The highlight of the Alternative Payment Model is that it also builds on the Affordable Care Act which provided higher rewards for those that attempted to take steps in total care transformation by focusing on participation in Accountable Care Organizations. In addition, clinicians would be exempt from the reporting requirements that MIPS calls for as well as qualifying for larger financial bonuses for participating in highly coordinated, quality care. The down side is that that it does require that the provider accept both the risk and the reward. In addition, most will not qualify for this model because they will not have sufficient participation at the highest level.
This model will also call for a multi-year implementation plan. In the beginning, it will award a five percent bonus through 2024 for having the appropriate thresholds of Medicare revenue coming from APMs. In addition, the base physician rate will also be increased by 0.5 percent faster than those that participate in the MIPS program for the first four years and from 2026 onward. This is all being provided as a reward for the risk that the provider is taking in their APM contracts.

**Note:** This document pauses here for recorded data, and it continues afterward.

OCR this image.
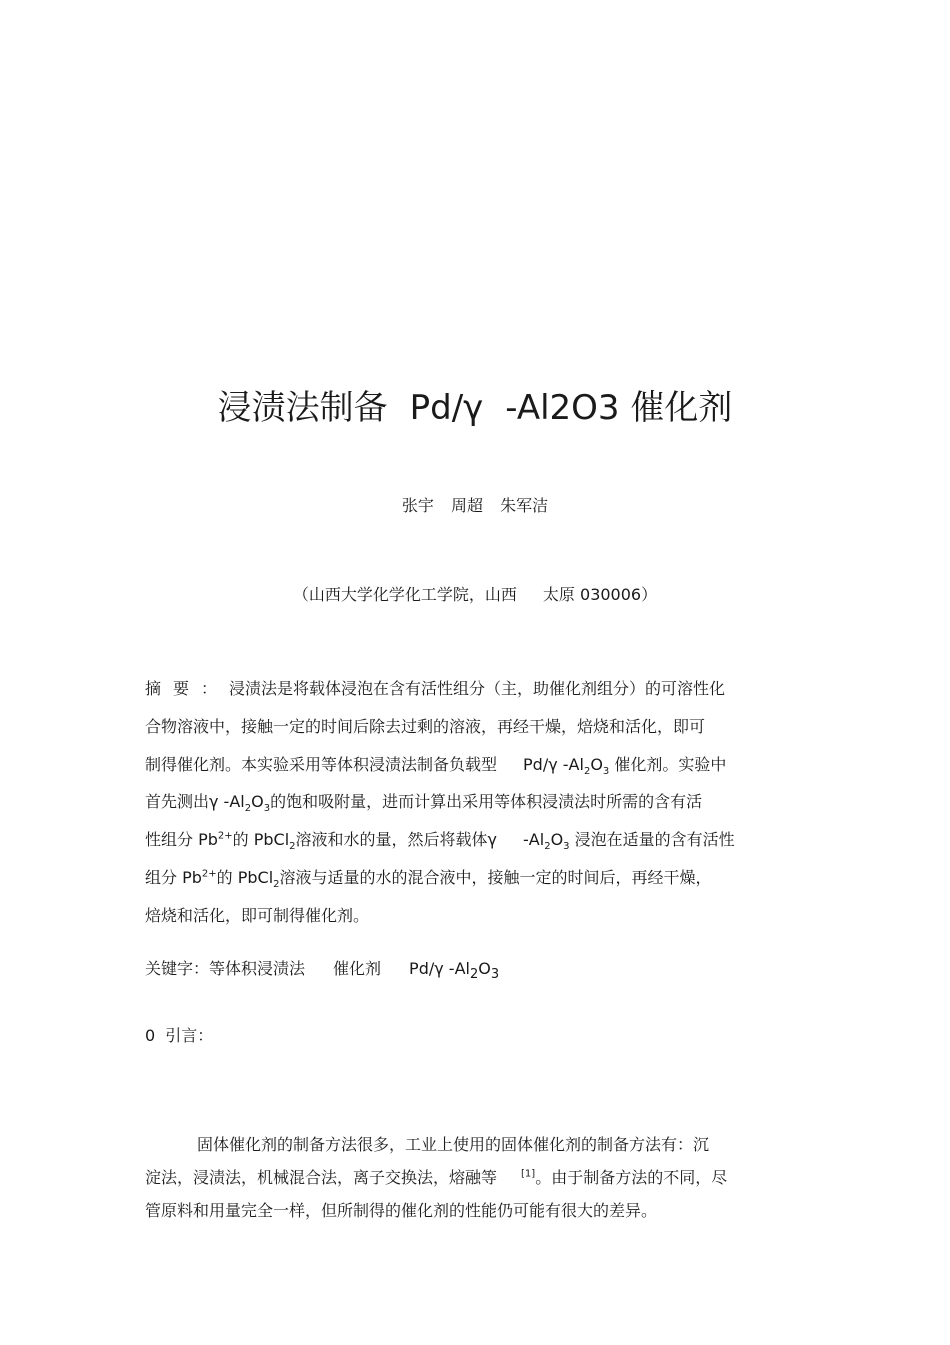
浸渍法制备 Pd/γ -Al2O3 催化剂
张宇 周超 朱军洁
（山西大学化学化工学院，山西 太原 030006）
摘要：浸渍法是将载体浸泡在含有活性组分（主，助催化剂组分）的可溶性化
合物溶液中，接触一定的时间后除去过剩的溶液，再经干燥，焙烧和活化，即可
制得催化剂。本实验采用等体积浸渍法制备负载型 Pd/γ $-Al_2O_3$ 催化剂。实验中
首先测出γ $-Al_2O_3$的饱和吸附量，进而计算出采用等体积浸渍法时所需的含有活
性组分 $Pb^{2+}$的 PbCl$_2$溶液和水的量，然后将载体γ $-Al_2O_3$ 浸泡在适量的含有活性
组分 $Pb^{2+}$的 PbCl$_2$溶液与适量的水的混合液中，接触一定的时间后，再经干燥，
焙烧和活化，即可制得催化剂。
关键字：等体积浸渍法 催化剂 Pd/γ $-Al_2O_3$
0 引言：
固体催化剂的制备方法很多，工业上使用的固体催化剂的制备方法有：沉
淀法，浸渍法，机械混合法，离子交换法，熔融等 [1]。由于制备方法的不同，尽
管原料和用量完全一样，但所制得的催化剂的性能仍可能有很大的差异。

Overall, the healthcare community appears to be on board as well as law makers across both major parties. The support being offered today is most likely due to the commitment of CMS and other groups to have a vision of Medicare payment reform that also drives high quality patient care.
Dr. Patrick Conway, the CMS chief medical officer has explained his position as the following, “We are working with the medical community to advance our collective vision for Medicare payment reform. By proposing a flexible, rather than a one-size-fits-all program, we are attempting to reflect how doctors and other clinicians deliver care and give them the opportunity to participate in a way that is best for them, their practice, and their patients. Reducing burden and improving how we measure performance supports clinicians in doing what they do best – caring for their patients.”